The first chapter of this story is told in third person, but the rest of it is a compilation of all the letters Judy, as she decides to call herself, sends to her benefactor, whom she decides to call “Daddy-Long-Legs”. The letters are rich and full of all the innocence and excitement that comes of being seventeen in this era, and from being free for the first time in her life from her usual duties to the John Grier Home. Taking care of one person is considerably easier than taking care of eleven small children – and Judy really enjoys almost every aspect of her independent college life.

Some of my favorite things about this sweet book are the way I learned so much about the historical time period through the things Judy writes, and the similarities between my own college experience and Judy’s. There are about ninety years between Judy’s college days and my own, and while there were definitely some things that haven’t endured the years, overall I found more similarities between fictional Judy and real-life me than I was expecting.

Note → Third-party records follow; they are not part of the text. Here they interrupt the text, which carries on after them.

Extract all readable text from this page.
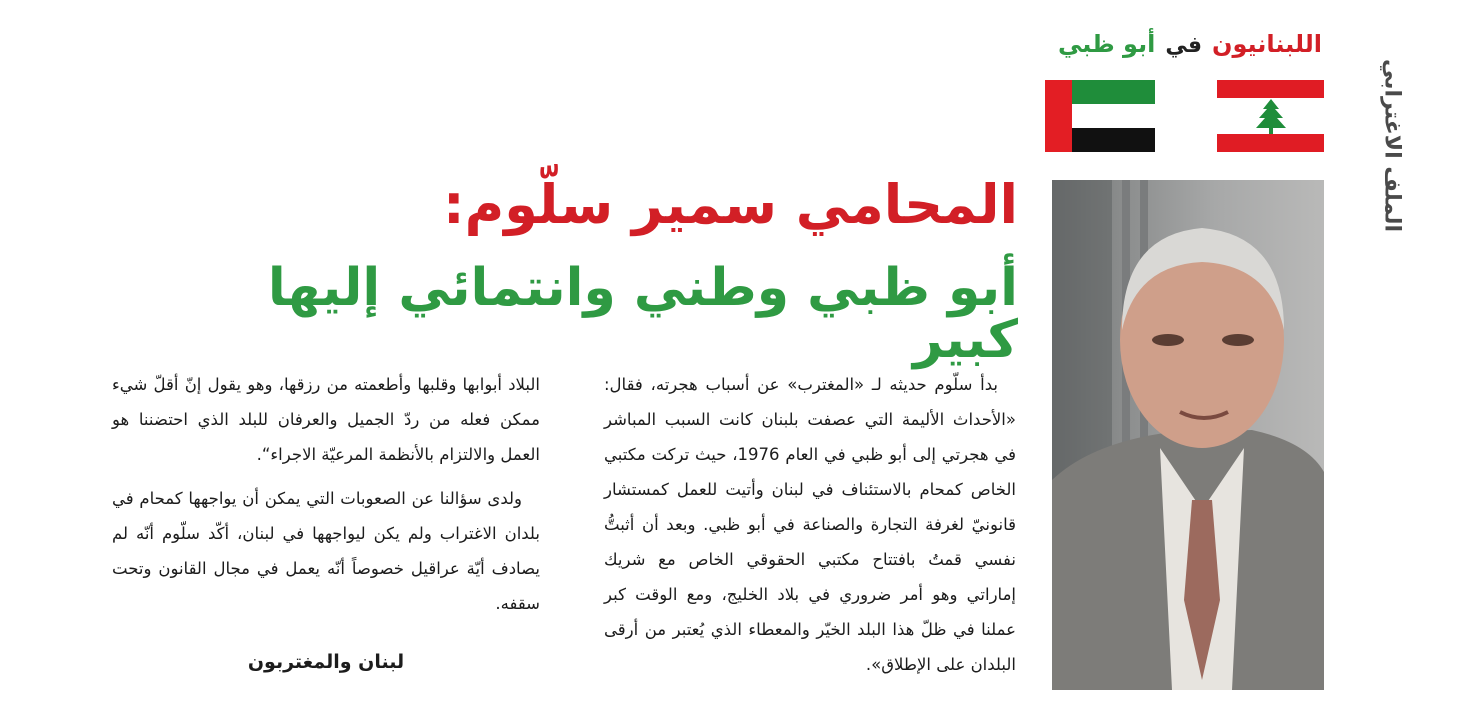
الملف الاغترابي
اللبنانيون
في
أبو ظبي
المحامي سمير سلّوم:
أبو ظبي وطني وانتمائي إليها كبير

بدأ سلّوم حديثه لـ «المغترب» عن أسباب هجرته، فقال: «الأحداث الأليمة التي عصفت بلبنان كانت السبب المباشر في هجرتي إلى أبو ظبي في العام 1976، حيث تركت مكتبي الخاص كمحام بالاستئناف في لبنان وأتيت للعمل كمستشار قانونيّ لغرفة التجارة والصناعة في أبو ظبي. وبعد أن أثبتُّ نفسي قمتُ بافتتاح مكتبي الحقوقي الخاص مع شريك إماراتي وهو أمر ضروري في بلاد الخليج، ومع الوقت كبر عملنا في ظلّ هذا البلد الخيّر والمعطاء الذي يُعتبر من أرقى البلدان على الإطلاق».

البلاد أبوابها وقلبها وأطعمته من رزقها، وهو يقول إنّ أقلّ شيء ممكن فعله من ردّ الجميل والعرفان للبلد الذي احتضننا هو العمل والالتزام بالأنظمة المرعيّة الاجراء“.

ولدى سؤالنا عن الصعوبات التي يمكن أن يواجهها كمحام في بلدان الاغتراب ولم يكن ليواجهها في لبنان، أكّد سلّوم أنّه لم يصادف أيّة عراقيل خصوصاً أنّه يعمل في مجال القانون وتحت سقفه.

لبنان والمغتربون
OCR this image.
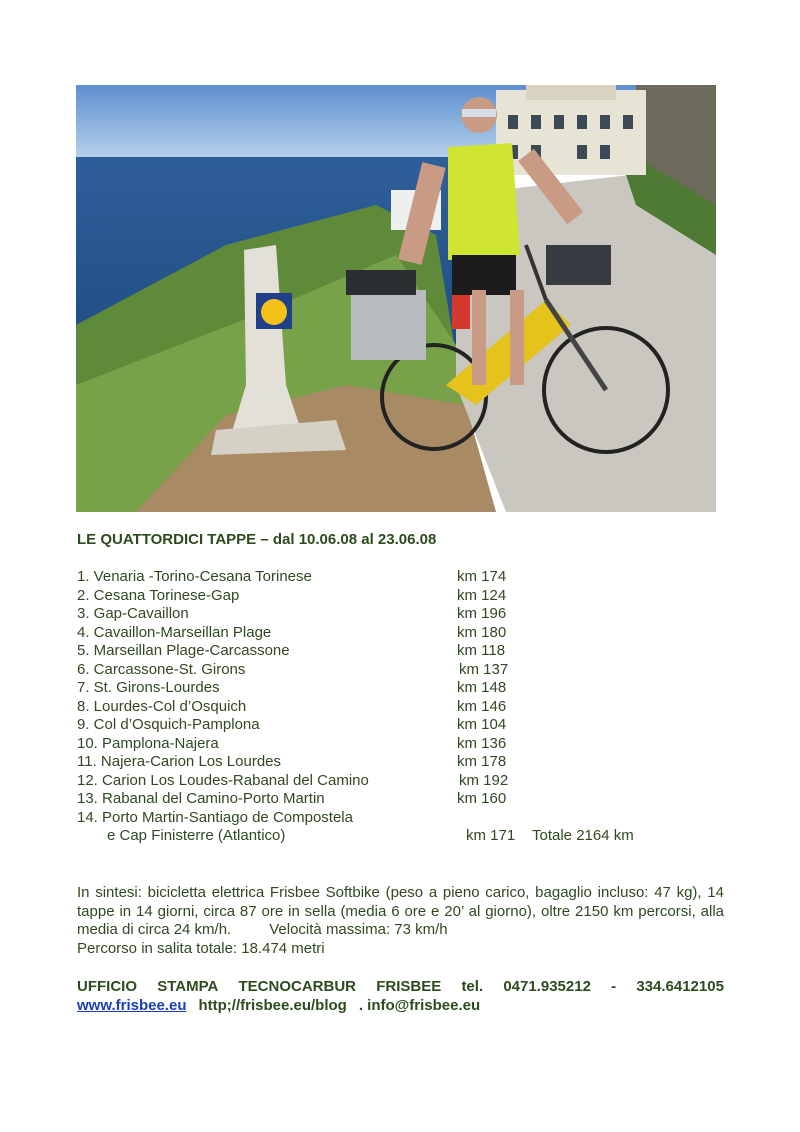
LE QUATTORDICI TAPPE – dal 10.06.08 al 23.06.08
1. Venaria -Torino-Cesana Torinese	km 174
2. Cesana Torinese-Gap	km 124
3. Gap-Cavaillon	km 196
4. Cavaillon-Marseillan Plage	km 180
5. Marseillan Plage-Carcassone	km 118
6. Carcassone-St. Girons	km 137
7. St. Girons-Lourdes	km 148
8. Lourdes-Col d’Osquich	km 146
9. Col d’Osquich-Pamplona	km 104
10. Pamplona-Najera	km 136
11. Najera-Carion Los Lourdes	km 178
12. Carion Los Loudes-Rabanal del Camino	km 192
13. Rabanal del Camino-Porto Martin	km 160
14. Porto Martin-Santiago de Compostela
e Cap Finisterre (Atlantico)	km 171 Totale 2164 km

In sintesi: bicicletta elettrica Frisbee Softbike (peso a pieno carico, bagaglio incluso: 47 kg), 14 tappe in 14 giorni, circa 87 ore in sella (media 6 ore e 20’ al giorno), oltre 2150 km percorsi, alla media di circa 24 km/h.	Velocità massima: 73 km/h

Percorso in salita totale: 18.474 metri
UFFICIO STAMPA TECNOCARBUR FRISBEE tel. 0471.935212 - 334.6412105
www.frisbee.eu http;//frisbee.eu/blog . info@frisbee.eu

I recommend this book to ANYONE who enjoys Anne. It’s much faster-paced, but the tone is very similar to L.M. Montgomery. And if you don’t know who Anne is (heaven forbid!), you should read her, too!

8 Comments:

Paige Y. said...

I really loved this book! I also loved its sequel called Dear Enemy. It's set at the orphanage Judy grew up in and the main character is her college friend Sally. There are one or two places where it is obvious that our views on disabled people have changed (there's a place were Sally calls some of her children "defective") but such opinions were the norm at the time the book was written.

joelandnatalie said...

Hurray! I've never even thought that Jean Webster might have written another -- thanks for the information.

Laura H said...

I read this book on your recommendation and really enjoyed it. It does have and "Anne" feel to it. I love this kind of book. Any other books like this come to mind.

Connie Onnie said...

Did you know that there is a musical loosely based on the book, it even has the same name? With Fred Astair & Leslie Caron, I have not read the book so I can not tell you how they compare my guess is not a whole lot.
http://en.wikipedia.org/wiki/Daddy_Long_Legs_(film)

Ms. Yingling said...

I remember liking this as a student but being rather disturbed by the older man being interested in the school girl as I got older. I am reluctant to recommend it to students. Perhaps I should reread it.

Little Willow said...

Though I liked the basic concept of this book, even as a child, I was disturbed that she ended up romantically involved with her father figure.

Anonymous said...

I read this book and I didn't really like it. Actually, I thought it was quite bad.

Melissa said...

I Love this book! I found it when I was in high school, and bought it later as an adult for my own home library! The sequel is good as well.